Nevertheless, for the two parameters – activity frequency and participation range – we found that looking at longer n-gram sequences is beneficial in predicting the level of IF. The longer the n-gram, the higher the divergence between the two groups. Moreover, the longer the n-gram, the more prominent are the participants from high-IF group. The results showed that the activities of the high-IF group are more predictable, suggesting that this group behaves more consistently and similarly. When we analyze longer sequences, it is clearer that the participants in the high-IF group are following the designed path, i.e. the learning path suggested by the course designers in this particular MOOC.

Several limitations should be considered. First, we used median splits in order to distinguish between participants with high and low IF. This technique helped us to simplify our analyses and discussion. Recording continuous variables into categorical variables is often criticized due to the rough segmentation of the continuous variable [8], but this simplification was useful in our case. The results showed that we could easily differentiate between, and predict the learning sequences of the different participants. Future work could use a more sensitive segmentation and a larger amount of clusters. Another simplification that was used in this research is the use of only one learner-centered success measure, namely IF. Future research should use additional subjective success measures such as learner satisfaction [21] and perceived achievement [20, 24, 31].
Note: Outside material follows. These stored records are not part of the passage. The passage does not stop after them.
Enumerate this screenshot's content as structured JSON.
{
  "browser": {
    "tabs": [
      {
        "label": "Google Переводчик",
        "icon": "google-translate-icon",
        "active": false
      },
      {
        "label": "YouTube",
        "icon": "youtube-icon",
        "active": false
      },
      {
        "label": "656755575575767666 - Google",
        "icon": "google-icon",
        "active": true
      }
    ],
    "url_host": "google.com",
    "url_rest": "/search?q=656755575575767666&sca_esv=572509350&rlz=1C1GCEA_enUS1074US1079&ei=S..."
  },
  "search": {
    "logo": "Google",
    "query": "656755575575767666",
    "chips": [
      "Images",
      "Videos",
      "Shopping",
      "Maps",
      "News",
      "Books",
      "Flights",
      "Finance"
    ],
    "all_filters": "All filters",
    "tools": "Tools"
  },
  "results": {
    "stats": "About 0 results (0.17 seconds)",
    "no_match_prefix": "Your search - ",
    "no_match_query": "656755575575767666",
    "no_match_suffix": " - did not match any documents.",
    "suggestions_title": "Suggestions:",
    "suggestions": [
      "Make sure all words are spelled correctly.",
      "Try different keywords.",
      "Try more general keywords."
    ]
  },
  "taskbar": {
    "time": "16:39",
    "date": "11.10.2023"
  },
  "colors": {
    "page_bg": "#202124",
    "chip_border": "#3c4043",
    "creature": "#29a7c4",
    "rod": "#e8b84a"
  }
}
Future research could also look at additional kinds of knowledge acquisition with video lectures. The MOOC studied here offered two kinds of video lectures – content-based lectures (V) and learning strategy lectures (S). As shown in Fig. 1e and f, in the high-IF group, a wider range of participants accessed the learning strategy videos (S) and learning strategy videos following by video lectures watching (S-V) compared to the low-IF group. Further investigation of the effect of using those learning strategy lectures on the level of IF is outside the scope of this study, but could be productive.

5 Conclusions

To conclude, the purpose of the current research was to distinguish between the low and the high IF groups based on their learning behavior. The results suggest that the single activity and sequential behavior of the participants enable us to identify their affiliation group. As has been shown by the keyness analysis, the two groups are different in the pattern of single activities, and bigger differences become apparent in the longer n-grams, both in terms of the relative prevalence of the activity and in terms of the number of participants who performed it. The high-IF group showed more homogeneous behavior. One of the contributions of our study is the feasibility of developing automatic intervention systems, which will analyze learning sequences in real time and identify inconsistent participant behavior, to support the participants in real time. For example, such system could propose a different learning track for learners, depending on their behavioural pattern. Alternatively, learning strategies could be proposed for specific sub-groups supporting their self-regulated learning.